With startling suddenness, the lights in the display crawled rapidly together and then exploded outward. The display was now definitely three-dimensional, with lights of all colors intermingled, and the string lights of warp lines had vanished.

“This is the actual distribution of stars in normal space. Normally, we never think about it, nor do we need to. But you will note that the two bright white lights are now almost touching. In point of fact, Borden and ZQ-147 are only 2.21 light-years apart.

“The plan is for a joint Terran Republic/Pan-Sentient Union expedition from ZQ-147 to journey to Borden through normal space—”

“Through normal space?” someone blurted.

“—carrying one of a pair of Kasugawa generators,” Trevayne continued. “On arrival, an artificial warp line will be opened between the two systems, and Fleet Admiral Li will lead a fleet of supermonitors through it, carrying another Kasugawa generator that can be used to enlarge the mass capacity of existing warp points, thus allowing transit by the devastators. They will be able to liberate all of the Arm short of Bellerophon itself, which will then be isolated and subject to attack through four warp points, not just one.”

“But Admiral,” McFarland ventured in the Aussie-descended accent of Aotearoa, “even if it’s only 2.21 light-years, that’s one bloody hell of an ‘only’! I mean, across normal space…” He shook his head, clearly having trouble coming to terms with such an unheard-of idea.

“That’s where my final bit of technical background comes into play. And this is one which, unlike the others, will come as news to almost everyone here.” Trevayne accompanied the heavily stressed almost with another attempt at a stern look in Li Magda’s direction, with no greater success than the previous one. “Dr. Kasugawa and Admiral Desai are even now in the process of testing experimental prototypes of an improved version of the Desai drive—the Desai prime drive, as they’re calling it. Theory predicts that it will be able to instantaneously impart a velocity of 0.85 c, as compared to the 0.50 c of the Desai drive. At this velocity, a significant time-dilation advantage comes into play. The voyage should take only 1.37 subjective years.”

“But from the standpoint of an outside observer?” Zhaairnow queried.

“Two point six standard Terran years,” Trevayne stated bluntly. “As Fleet Admiral Li pointed out, this is just as well, as her fleet of devastators is going to be a long time abuilding. There are, of course, other problems to be overcome, such as shielding for the crew at such velocities, but Dr. Kasugawa and Admiral Desai are confident that these are solvable. In short, this gives us a war-winning strategy—an alternative to an endless bloody stalemate here at the Astria/Bellerophon warp connection.” Stunned silence met his summation. “No questions? Well, then—dismissed,” he concluded with a smile.

As the gathering broke up, he found himself—not altogether by accident—

facing Li Magda. “Ah…Admiral Li, could you spare me a moment?”

“Of course, Admiral.”

“I was thinking…since you’re the senior Terran Republic commander here, and since the TRN is of course outside the interlocking command structure of the PSUN and the RFN, perhaps it would be useful for us to exchange a series of courtesy visits—simply to establish the closest possible professional rapport, you know.”

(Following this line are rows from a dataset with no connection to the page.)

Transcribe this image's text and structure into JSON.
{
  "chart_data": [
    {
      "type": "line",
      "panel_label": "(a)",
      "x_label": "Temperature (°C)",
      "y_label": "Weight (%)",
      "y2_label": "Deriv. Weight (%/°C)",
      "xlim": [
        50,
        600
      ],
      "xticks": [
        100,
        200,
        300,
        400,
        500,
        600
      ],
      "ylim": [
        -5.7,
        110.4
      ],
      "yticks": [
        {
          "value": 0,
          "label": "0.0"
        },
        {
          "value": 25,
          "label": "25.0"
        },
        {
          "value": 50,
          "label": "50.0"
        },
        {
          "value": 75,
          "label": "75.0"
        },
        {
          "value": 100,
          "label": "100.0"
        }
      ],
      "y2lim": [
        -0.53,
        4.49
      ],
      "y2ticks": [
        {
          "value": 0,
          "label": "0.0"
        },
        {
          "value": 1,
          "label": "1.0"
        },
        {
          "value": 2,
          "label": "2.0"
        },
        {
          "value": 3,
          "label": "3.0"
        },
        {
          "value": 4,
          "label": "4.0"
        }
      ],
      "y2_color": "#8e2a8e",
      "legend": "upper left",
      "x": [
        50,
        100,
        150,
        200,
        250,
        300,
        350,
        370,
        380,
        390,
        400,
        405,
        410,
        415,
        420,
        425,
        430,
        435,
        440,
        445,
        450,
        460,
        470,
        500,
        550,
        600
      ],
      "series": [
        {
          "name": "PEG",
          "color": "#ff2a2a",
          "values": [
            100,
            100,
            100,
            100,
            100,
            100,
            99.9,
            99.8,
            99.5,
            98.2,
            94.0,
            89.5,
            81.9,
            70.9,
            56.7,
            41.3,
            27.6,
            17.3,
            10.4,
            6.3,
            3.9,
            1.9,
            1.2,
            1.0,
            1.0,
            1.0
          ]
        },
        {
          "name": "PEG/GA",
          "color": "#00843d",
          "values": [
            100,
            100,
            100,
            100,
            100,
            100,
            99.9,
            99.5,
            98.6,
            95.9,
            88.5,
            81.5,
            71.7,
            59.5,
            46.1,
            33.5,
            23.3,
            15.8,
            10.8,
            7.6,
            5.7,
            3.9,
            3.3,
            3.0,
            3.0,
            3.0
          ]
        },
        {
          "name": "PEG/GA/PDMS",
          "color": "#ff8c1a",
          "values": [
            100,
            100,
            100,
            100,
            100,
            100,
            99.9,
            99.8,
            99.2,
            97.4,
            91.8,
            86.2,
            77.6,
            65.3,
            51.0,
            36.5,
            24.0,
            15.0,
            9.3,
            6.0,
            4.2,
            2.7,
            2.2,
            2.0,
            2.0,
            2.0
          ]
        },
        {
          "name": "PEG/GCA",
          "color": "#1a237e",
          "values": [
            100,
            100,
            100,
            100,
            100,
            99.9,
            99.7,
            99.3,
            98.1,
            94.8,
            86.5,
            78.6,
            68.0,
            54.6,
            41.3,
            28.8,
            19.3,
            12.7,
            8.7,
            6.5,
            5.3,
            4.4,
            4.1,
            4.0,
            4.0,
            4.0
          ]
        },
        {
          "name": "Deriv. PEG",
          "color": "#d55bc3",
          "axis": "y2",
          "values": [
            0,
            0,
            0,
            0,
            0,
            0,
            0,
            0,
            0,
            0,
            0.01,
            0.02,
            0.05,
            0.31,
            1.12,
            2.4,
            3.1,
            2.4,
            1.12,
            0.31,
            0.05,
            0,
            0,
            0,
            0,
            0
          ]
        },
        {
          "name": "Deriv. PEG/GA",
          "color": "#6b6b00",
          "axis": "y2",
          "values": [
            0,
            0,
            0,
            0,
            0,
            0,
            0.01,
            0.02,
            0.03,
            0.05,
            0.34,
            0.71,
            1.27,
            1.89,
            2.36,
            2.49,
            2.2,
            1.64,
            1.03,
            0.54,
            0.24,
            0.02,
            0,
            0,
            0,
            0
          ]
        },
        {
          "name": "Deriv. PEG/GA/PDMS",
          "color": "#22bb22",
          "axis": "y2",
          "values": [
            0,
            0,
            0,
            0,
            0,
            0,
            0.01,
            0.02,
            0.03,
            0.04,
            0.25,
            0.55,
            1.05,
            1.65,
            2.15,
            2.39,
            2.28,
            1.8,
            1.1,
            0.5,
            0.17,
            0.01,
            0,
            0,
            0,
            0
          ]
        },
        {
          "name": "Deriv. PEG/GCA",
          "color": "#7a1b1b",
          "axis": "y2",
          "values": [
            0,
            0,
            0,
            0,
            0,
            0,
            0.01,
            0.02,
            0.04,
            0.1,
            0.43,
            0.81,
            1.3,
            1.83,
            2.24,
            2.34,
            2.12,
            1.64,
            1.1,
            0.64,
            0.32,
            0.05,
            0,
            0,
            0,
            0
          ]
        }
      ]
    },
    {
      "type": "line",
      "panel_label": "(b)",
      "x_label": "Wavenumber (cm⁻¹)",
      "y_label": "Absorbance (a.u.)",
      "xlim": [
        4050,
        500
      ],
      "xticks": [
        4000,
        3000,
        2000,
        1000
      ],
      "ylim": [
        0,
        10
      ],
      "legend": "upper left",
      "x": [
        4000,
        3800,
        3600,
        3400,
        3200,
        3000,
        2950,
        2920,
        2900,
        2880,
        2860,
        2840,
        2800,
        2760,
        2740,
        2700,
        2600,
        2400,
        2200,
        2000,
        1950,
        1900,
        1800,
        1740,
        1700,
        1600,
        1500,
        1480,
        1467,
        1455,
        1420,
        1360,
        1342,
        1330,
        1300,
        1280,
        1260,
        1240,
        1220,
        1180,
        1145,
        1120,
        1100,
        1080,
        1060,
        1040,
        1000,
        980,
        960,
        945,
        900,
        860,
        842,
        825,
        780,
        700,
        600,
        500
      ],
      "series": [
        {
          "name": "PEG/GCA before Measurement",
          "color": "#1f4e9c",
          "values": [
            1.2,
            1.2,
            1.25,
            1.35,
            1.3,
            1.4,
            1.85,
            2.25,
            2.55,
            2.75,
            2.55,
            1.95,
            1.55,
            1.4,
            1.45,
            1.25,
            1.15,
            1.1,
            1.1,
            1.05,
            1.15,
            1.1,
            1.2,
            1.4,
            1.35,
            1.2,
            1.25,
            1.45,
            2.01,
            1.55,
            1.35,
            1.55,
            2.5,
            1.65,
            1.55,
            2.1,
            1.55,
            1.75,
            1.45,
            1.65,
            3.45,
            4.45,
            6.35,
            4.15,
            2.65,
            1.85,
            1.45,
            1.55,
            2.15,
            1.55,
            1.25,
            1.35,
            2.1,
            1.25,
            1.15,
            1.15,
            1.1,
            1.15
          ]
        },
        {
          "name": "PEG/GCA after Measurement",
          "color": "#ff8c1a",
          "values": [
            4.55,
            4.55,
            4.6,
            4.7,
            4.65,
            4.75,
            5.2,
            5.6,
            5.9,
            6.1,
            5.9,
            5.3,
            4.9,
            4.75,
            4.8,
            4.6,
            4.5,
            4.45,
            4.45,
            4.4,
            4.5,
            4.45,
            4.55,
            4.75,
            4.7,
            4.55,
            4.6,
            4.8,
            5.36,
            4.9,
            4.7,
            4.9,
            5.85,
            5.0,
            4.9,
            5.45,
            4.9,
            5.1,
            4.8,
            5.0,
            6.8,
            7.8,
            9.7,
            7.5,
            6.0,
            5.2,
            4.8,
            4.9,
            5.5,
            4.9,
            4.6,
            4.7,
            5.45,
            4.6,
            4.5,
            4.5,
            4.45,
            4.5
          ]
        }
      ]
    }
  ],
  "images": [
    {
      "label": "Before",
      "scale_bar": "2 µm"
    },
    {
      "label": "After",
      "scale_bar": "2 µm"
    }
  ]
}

“It would also create a desirable impression on my personnel, Admiral,” she agreed with great seriousness. “Especially given…well, your history in relation to my family.”

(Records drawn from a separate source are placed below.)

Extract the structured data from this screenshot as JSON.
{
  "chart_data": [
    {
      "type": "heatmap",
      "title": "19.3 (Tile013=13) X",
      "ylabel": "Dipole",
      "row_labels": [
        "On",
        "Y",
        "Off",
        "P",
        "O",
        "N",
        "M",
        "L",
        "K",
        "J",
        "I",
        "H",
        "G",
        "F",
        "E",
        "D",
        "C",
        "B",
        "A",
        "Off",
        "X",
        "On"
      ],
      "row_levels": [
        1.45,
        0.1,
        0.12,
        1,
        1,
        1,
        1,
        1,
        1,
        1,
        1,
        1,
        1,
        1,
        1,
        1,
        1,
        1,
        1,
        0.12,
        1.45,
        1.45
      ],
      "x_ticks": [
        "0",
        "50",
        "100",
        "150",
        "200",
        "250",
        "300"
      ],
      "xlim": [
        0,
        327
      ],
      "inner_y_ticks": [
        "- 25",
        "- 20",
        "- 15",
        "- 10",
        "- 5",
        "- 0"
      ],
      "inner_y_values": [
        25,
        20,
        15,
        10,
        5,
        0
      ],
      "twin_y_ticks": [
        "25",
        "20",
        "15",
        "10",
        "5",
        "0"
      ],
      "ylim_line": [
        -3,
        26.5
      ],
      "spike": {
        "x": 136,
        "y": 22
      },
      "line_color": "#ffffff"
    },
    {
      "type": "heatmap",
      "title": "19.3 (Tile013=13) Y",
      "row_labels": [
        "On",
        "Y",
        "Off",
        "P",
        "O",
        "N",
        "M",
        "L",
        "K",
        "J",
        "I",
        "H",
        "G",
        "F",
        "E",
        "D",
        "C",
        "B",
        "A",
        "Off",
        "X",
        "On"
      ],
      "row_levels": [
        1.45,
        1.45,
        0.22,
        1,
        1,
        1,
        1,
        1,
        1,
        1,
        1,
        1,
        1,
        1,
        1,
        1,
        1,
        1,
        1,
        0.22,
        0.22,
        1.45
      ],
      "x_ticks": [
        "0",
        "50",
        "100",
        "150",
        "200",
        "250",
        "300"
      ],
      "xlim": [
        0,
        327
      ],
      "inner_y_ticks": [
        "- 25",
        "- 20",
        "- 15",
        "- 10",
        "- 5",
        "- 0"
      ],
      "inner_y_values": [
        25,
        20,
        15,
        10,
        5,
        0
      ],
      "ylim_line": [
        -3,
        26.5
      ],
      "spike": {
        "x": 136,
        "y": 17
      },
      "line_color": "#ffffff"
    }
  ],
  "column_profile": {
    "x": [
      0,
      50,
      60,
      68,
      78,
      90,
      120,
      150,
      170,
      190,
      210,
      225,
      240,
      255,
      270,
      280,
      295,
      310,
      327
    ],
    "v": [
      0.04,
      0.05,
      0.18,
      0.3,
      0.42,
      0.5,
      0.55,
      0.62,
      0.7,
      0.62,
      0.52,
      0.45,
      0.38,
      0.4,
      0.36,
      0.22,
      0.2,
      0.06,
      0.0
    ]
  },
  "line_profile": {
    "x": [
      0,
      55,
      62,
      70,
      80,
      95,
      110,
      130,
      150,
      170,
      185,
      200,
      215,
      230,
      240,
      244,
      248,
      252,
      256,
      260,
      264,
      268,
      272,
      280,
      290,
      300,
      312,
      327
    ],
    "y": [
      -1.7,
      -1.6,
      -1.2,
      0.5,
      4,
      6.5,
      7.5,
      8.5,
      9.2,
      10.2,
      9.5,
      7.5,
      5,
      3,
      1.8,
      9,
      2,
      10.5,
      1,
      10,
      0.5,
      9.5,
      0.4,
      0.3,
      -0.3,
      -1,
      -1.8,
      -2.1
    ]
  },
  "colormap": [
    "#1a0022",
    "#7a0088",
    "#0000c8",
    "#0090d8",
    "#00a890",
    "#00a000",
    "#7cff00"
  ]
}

“Excellent point! Well, then, I’ll have Commander Hagen set it up. He’s acting as my glorified secretary, you see. And…I’ll look forward to it.”

“As will I, Admiral.”

As he turned away, Trevayne noted that the room hadn’t emptied quite as quickly as he might have expected. In fact, it almost seemed as thought people were dawdling, surreptitiously watching him and Li Magda. He wondered why.